Open GiuliaGualtieri opened 1 month ago

GiuliaGualtieri commented 1 month ago

Issue Description

I run a scrip performing a series of operations to test the accuracy and privacy of two of the available data synthesis methods: DPGAN vs PATECTGAN. (script : run_comparison.py available in the attached MATERIAL-SMARTNOISE.zip )

Why if I increase the budget, the RandomForest classifier is still able to distinguish the private synthetized dataset from the original one? I expect that with epsilon converging to infinity I create in a certain way the “ideal” GAN that can reproduce perfectly the original distribution of the PUMS dataset and so the accuracy of the classifier decreases as the classifier is not able to distinguish the origins of the data. While this does not happen? As you can see in this plot, the accuracy raises up to ~ 95%. Accuracy_DPGAN_PATEGAN_log(epsilon) There is value near to epsilon = 5.0 where PATECGAN does 62%. I’m asking: why then it’s getting worse? So, I decided to write you, in order to shed some lights about this behaviour cause maybe I’m doing something wrong during the training of NN or Random Forest binary classifier.

Environment

Commands

You could find all the scripts for running and compare the models in the attached MATERIAL-SMARTNOISE.zip .

Results

You could synthetic private data in csv format in the attached MATERIAL-SMARTNOISE.zip .

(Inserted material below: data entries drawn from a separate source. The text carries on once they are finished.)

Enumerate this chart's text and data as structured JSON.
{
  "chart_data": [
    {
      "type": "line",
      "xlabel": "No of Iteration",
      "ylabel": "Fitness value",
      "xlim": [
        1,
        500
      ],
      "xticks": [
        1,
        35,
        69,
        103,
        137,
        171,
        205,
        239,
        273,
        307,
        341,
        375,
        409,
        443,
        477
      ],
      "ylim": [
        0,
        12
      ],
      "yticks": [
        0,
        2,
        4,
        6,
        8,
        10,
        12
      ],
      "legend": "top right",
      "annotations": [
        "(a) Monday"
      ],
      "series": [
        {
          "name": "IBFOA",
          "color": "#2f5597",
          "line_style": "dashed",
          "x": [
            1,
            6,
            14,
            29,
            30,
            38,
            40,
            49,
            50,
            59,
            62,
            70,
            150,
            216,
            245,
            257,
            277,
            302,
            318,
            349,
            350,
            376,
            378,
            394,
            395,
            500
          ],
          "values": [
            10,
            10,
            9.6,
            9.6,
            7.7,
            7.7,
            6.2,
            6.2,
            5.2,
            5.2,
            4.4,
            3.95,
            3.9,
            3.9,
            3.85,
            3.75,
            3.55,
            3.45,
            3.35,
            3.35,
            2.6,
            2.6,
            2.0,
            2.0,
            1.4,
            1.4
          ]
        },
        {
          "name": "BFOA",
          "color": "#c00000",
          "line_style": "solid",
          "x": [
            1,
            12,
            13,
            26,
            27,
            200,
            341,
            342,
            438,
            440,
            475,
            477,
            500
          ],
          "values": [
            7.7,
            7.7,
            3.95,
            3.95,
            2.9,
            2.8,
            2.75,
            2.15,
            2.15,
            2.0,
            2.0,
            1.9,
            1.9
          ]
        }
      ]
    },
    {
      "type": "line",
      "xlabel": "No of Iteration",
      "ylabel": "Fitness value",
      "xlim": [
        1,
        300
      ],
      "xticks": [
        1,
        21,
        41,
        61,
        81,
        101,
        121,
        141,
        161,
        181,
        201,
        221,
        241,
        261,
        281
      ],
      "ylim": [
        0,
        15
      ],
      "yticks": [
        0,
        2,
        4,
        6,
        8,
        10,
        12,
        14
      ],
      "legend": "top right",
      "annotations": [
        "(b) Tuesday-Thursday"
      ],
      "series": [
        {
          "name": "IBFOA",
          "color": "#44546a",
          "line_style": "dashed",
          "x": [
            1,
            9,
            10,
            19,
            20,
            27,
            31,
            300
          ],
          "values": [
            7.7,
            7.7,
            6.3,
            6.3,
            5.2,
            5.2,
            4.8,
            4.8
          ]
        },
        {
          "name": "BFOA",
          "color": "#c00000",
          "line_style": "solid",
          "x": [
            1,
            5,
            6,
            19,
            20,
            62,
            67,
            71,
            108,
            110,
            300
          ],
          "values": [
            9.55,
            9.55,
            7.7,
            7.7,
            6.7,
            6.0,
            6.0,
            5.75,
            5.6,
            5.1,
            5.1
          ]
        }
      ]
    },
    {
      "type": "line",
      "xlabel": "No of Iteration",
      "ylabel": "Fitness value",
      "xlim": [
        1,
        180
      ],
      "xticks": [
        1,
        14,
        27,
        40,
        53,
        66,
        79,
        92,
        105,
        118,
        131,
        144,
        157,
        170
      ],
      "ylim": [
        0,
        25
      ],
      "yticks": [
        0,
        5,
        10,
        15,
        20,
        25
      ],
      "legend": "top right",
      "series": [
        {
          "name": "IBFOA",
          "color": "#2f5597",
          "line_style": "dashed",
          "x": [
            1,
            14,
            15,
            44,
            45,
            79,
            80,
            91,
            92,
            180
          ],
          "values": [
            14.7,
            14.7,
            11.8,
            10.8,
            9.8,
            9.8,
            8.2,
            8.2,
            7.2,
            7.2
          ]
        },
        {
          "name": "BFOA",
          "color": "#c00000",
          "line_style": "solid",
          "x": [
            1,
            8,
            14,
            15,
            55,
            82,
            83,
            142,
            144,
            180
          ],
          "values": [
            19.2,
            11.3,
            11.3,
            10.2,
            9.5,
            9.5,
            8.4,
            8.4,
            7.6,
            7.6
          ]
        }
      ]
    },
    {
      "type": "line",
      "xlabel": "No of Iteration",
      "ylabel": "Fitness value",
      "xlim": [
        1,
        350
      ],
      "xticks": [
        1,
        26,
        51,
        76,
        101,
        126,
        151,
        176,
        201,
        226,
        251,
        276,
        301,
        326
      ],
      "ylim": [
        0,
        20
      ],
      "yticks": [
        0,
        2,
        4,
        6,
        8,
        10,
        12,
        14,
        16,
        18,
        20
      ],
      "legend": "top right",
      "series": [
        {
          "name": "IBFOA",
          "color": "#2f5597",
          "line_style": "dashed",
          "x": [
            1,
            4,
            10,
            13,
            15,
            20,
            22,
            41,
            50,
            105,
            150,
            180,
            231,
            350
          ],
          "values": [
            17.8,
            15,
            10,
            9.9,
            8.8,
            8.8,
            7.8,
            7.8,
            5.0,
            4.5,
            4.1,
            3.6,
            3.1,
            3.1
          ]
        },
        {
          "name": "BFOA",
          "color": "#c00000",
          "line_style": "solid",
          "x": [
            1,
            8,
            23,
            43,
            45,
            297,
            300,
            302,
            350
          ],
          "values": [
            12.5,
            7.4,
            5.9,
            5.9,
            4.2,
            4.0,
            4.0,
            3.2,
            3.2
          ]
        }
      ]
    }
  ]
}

joshua-oss commented 1 month ago

There is a general issue of "mode collapse" with GAN-based synthesizers on tabular data, where infrequent combinations of attributes get suppressed in the output, and the distribution is biased towards the most frequent categories. This is something that happens even without differential privacy. The CT (conditional tabular) family of GANs attempt to fix this issue by oversampling rare categories, but the normal way of doing this unfortunately violates differential privacy. In cases where categories are fairly uniformly distributed, this might not be a major problem, but in general the GAN synthesizers will have a limited ability to model the data, even if no privacy is applied.